Time Period3 Months [change]
DirectionMoves Against 
StrengthInsignificant
Accuracy96.83%
ValuesDaily Returns

Citigroup  vs.  AJ Advance Technology

 Performance 
       Timeline  
Citigroup 

Risk-Adjusted Performance

8 of 100

 
Weak
 
Strong
OK
Compared to the overall equity markets, risk-adjusted returns on investments in Citigroup are ranked lower than 8 (%) of all global equities and portfolios over the last 90 days. In spite of rather unfluctuating fundamental indicators, Citigroup exhibited solid returns over the last few months and may actually be approaching a breakup point.
AJ Advance Technology 

Risk-Adjusted Performance

8 of 100

 
Weak
 
Strong
OK
Compared to the overall equity markets, risk-adjusted returns on investments in AJ Advance Technology are ranked lower than 8 (%) of all global equities and portfolios over the last 90 days. Despite quite weak basic indicators, AJ Advance disclosed solid returns over the last few months and may actually be approaching a breakup point.
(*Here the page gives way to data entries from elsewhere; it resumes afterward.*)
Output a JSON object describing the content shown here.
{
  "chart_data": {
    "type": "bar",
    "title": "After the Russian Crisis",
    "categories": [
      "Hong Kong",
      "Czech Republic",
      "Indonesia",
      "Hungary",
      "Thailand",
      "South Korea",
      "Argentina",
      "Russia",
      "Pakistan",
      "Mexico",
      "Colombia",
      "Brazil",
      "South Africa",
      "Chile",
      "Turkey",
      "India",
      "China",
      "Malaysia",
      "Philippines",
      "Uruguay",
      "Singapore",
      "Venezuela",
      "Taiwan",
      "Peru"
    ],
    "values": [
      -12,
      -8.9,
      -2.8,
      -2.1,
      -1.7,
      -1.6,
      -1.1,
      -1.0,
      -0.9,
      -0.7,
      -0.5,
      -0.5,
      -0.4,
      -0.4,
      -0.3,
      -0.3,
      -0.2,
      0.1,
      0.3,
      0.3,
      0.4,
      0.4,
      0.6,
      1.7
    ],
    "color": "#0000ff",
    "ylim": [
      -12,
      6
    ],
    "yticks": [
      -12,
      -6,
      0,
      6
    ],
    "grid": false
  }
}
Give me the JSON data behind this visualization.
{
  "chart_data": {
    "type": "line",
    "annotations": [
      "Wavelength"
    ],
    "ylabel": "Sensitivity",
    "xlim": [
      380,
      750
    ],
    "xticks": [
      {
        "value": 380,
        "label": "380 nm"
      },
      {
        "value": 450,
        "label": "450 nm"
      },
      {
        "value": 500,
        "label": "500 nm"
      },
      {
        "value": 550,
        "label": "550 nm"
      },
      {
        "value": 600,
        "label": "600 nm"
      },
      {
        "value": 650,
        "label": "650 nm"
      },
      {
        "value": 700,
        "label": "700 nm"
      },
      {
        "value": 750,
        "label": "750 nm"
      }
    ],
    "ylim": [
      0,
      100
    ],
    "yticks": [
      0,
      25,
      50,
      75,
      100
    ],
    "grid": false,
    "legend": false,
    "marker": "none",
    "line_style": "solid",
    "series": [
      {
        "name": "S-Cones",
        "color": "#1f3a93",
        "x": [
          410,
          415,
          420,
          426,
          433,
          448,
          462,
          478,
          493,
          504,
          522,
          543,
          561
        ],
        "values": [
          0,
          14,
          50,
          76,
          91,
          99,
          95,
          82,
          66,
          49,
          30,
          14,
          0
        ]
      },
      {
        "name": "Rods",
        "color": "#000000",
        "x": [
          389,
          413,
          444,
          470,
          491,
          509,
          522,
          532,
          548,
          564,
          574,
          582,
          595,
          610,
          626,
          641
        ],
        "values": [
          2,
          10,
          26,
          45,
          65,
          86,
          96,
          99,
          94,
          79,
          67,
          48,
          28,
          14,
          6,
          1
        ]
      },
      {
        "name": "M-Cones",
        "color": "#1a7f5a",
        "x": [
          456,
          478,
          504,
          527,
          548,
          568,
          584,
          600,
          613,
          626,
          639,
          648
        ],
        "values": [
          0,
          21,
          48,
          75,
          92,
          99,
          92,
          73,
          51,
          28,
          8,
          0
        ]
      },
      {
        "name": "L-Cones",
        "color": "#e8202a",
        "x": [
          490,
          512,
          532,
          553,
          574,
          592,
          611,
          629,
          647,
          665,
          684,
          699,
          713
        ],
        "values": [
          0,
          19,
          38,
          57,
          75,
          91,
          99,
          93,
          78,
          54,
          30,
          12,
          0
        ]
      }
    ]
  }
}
Citigroup and AJ Advance Volatility Contrast

   Predicted Return Density   
       Returns  

Pair Trading with Citigroup and AJ Advance

The main advantage of trading using opposite Citigroup and AJ Advance positions is that it hedges away some unsystematic risk. Because of two separate transactions, even if Citigroup position performs unexpectedly, AJ Advance can make up some of the losses. Pair trading also minimizes risk from directional movements in the market. For example, if an entire industry or sector drops because of unexpected headlines, the short position in AJ Advance will offset losses from the drop in AJ Advance's long position.
The idea behind Citigroup and AJ Advance Technology pairs trading is to make the combined position market-neutral, meaning the overall market's direction will not affect its win or loss (or potential downside or upside). This can be achieved by designing a pairs trade with two highly correlated stocks or equities that operate in a similar space or sector, making it possible to obtain profits through simple and relatively low-risk investment.
Check out your portfolio center.
Note that this page's information should be used as a complementary analysis to find the right mix of equity instruments to add to your existing portfolios or create a brand new portfolio. You can also try the Portfolio Center module to all portfolio management and optimization tools to improve performance of your portfolios.